2.CA Geographic Boundaries - California Open Data. https://data.ca.gov/dataset/ca-geographic-boundaries.

Data Wrangling

ca_counties_sf <- read_sf(here("data", "CA_Counties", "CA_Counties_TIGER2016.shp"))
  ca_subset_sf <- ca_counties_sf %>% 
  janitor::clean_names() %>%
  select(county_name = name, land_area = aland)
# head(ca_subset_sf)

# Check the CRS:
ca_subset_sf %>% st_crs()
ca_subset_sf %>% raster::crs() ### to show proj4 string

# ggplot(data = ca_subset_sf) +
#   geom_sf(aes(fill = land_area), color = "white", size = 0.1) +
#   theme_void() +
#   scale_fill_gradientn(colors = c("cyan","blue","purple"))

Data Analysis

Here we look at the data from the 2008 Oil Spill Incident Tracking in California using GIS Dataset.

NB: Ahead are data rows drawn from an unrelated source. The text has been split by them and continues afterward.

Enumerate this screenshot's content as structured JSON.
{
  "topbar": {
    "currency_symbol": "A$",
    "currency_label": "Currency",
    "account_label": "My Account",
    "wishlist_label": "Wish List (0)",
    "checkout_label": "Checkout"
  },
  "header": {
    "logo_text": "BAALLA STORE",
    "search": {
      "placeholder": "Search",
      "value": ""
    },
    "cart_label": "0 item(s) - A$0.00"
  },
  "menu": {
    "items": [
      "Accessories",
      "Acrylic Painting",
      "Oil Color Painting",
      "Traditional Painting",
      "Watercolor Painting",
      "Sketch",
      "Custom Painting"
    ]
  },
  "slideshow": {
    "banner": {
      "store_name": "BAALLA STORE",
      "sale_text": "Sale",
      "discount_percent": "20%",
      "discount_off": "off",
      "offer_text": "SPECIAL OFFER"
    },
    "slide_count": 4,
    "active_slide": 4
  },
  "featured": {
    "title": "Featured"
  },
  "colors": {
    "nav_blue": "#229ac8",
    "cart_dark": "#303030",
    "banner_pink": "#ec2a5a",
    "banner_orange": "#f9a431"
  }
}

oil_spill_sf <- read_sf(here("data","Oil_Spill_Incident_Tracking_[ds394]")) %>%
  janitor::clean_names()

# Check the CRS:
oil_spill_sf %>% st_crs()
oil_spill_sf %>% raster::crs()

Data Exploration & Vizualization

  • Initial plot of the 2008 oil spill events in California
# Set the viewing mode to "interactive":
tmap_mode(mode = "view")

# Then make a map (with the polygon fill color updated by variable 'land_area', updating the color palette to BuPu), then add another shape layer for the oil spill records (added as dots):
tm_shape(ca_subset_sf) +
  tm_fill("land_area", palette = "BuPu") +
  tm_shape(oil_spill_sf) +
 tm_markers(
  shape = marker_icon(),
  col = NA,
  border.col = NULL,
  clustering = TRUE,
  text = NULL,
  text.just = "top",
  markers.on.top.of.text = TRUE,
  group = NA
)
Figure 1: This interactive map shows the location of incidence oil spills in California in 2008
ca_oil_spill_sf <- ca_subset_sf %>% 
  st_join(oil_spill_sf)
head(ca_oil_spill_sf)


ca_oil_spill_counts_sf <- ca_oil_spill_sf %>%
  filter(inlandmari %in% "Inland") %>% 
  group_by(inlandmari,county_name) %>%
  summarize(n_records = sum(!is.na(objectid)))
head(ca_oil_spill_counts_sf)
names <- ca_oil_spill_counts_sf %>% 
  filter(n_records >= 100) %>% 
  select(county_name)
  • Choropleth Map: using the number of records for the count of inland oil spills by county :
ggplot(data = ca_oil_spill_counts_sf) +
  geom_sf(aes(fill = n_records), color = "white", size = 0.1) +
  scale_fill_gradientn(colors = c("lightgray","orange","red")) +
  theme_minimal() +
  labs(fill = "Number of Oil spills by county in CA ") 
Map of Inland Oil Spills by California County (through 2008)

Map of Inland Oil Spills by California County (through 2008)

Figure 2: This map shows the count of spills by county. The darkest red color indicates counties where with the greatest record of oil spills which all seem to be located in LA county.

Summary

The Choropleth map helps us visualize which counties had the greatest record count of inland oil spills in California in 2008. Los Angeles county was the county with 200 plus oil spills. Other counties like San Diego, San Mateo had high record counts as well.